Data from: Nonadditive effects of consumption in an intertidal macroinvertebrate community are independent of food availability but driven by complementarity effects

Suboptimal environmental conditions are ubiquitous in nature and commonly drive the outcome of biological interactions in community processes. Despite the importance of biological interactions for community processes, knowledge on how species interactions are affected by a limiting resource, e.g. low food availability, remains limited. Here, we tested whether variation in food supply causes non-additive consumption patterns, using the macroinvertebrate community of intertidal sandy beaches as a model system. We quantified isotopically labelled diatom consumption by three macroinvertebrate species (Bathyporeia pilosa, Haustorius arenarius and Scolelepis squamata) kept in mesocosms in either monoculture or a 3-species community at a range of diatom densities. Our results show that B. pilosa was the most successful competitor in terms of consumption at both high and low diatom density, while H. arenarius and especially S. squamata consumed less in a community than in their respective monocultures. Non-additive effects on consumption in this macroinvertebrate community were present and larger than mere additive effects, and similar across diatom densities. The underlying species interactions, however, did change with diatom density.
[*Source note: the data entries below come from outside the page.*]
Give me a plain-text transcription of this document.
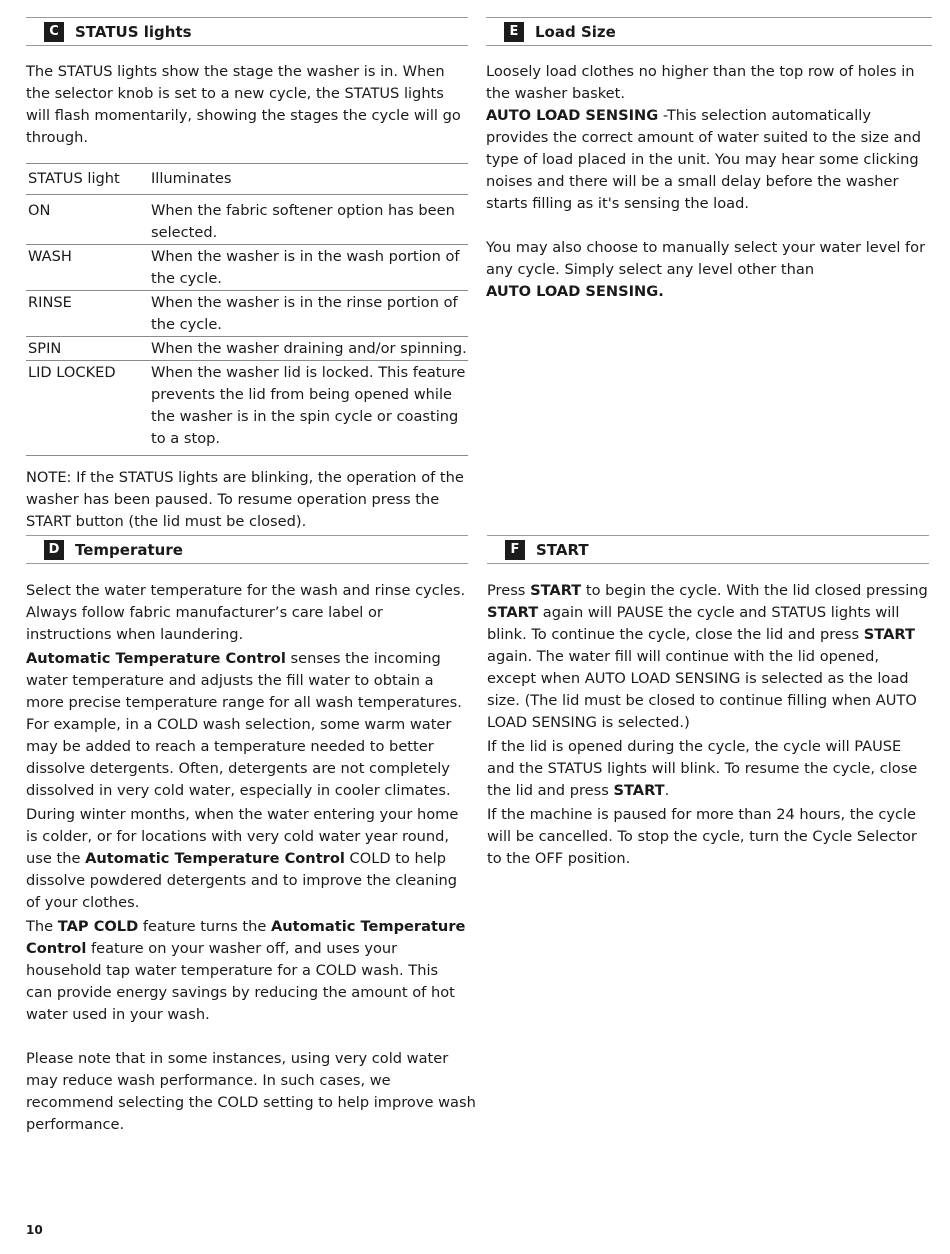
C	STATUS lights

The STATUS lights show the stage the washer is in. When the selector knob is set to a new cycle, the STATUS lights will flash momentarily, showing the stages the cycle will go through.

STATUS light	Illuminates
ON	When the fabric softener option has been selected.
WASH	When the washer is in the wash portion of the cycle.
RINSE	When the washer is in the rinse portion of the cycle.
SPIN	When the washer draining and/or spinning.
LID LOCKED	When the washer lid is locked. This feature prevents the lid from being opened while the washer is in the spin cycle or coasting to a stop.

NOTE: If the STATUS lights are blinking, the operation of the washer has been paused. To resume operation press the START button (the lid must be closed).

E	Load Size

Loosely load clothes no higher than the top row of holes in the washer basket.

AUTO LOAD SENSING -This selection automatically provides the correct amount of water suited to the size and type of load placed in the unit. You may hear some clicking noises and there will be a small delay before the washer starts filling as it's sensing the load.

You may also choose to manually select your water level for any cycle. Simply select any level other than
AUTO LOAD SENSING.

D	Temperature

Select the water temperature for the wash and rinse cycles. Always follow fabric manufacturer’s care label or instructions when laundering.

Automatic Temperature Control senses the incoming water temperature and adjusts the fill water to obtain a more precise temperature range for all wash temperatures. For example, in a COLD wash selection, some warm water may be added to reach a temperature needed to better dissolve detergents. Often, detergents are not completely dissolved in very cold water, especially in cooler climates.

During winter months, when the water entering your home is colder, or for locations with very cold water year round, use the Automatic Temperature Control COLD to help dissolve powdered detergents and to improve the cleaning of your clothes.

The TAP COLD feature turns the Automatic Temperature Control feature on your washer off, and uses your household tap water temperature for a COLD wash. This can provide energy savings by reducing the amount of hot water used in your wash.

Please note that in some instances, using very cold water may reduce wash performance. In such cases, we recommend selecting the COLD setting to help improve wash performance.

F	START

Press START to begin the cycle. With the lid closed pressing START again will PAUSE the cycle and STATUS lights will blink. To continue the cycle, close the lid and press START again. The water fill will continue with the lid opened, except when AUTO LOAD SENSING is selected as the load size. (The lid must be closed to continue filling when AUTO LOAD SENSING is selected.)

If the lid is opened during the cycle, the cycle will PAUSE and the STATUS lights will blink. To resume the cycle, close the lid and press START.

If the machine is paused for more than 24 hours, the cycle will be cancelled. To stop the cycle, turn the Cycle Selector to the OFF position.

10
Complementarity effects related to niche-partitioning were the main driver of the net diversity effect on consumption, with a slightly increasing contribution of selection effects related to competition) with decreasing diatom density. For the first time we showed that non-additive effects of consumption are independent of food availability in a macroinvertebrate community. This suggests that in communities with functionally different, and thus complementary, species, non-additive effects can arise even when food availability is low. Hence, at a range of environmental conditions, species interactions hold important potential to alter ecosystem functioning.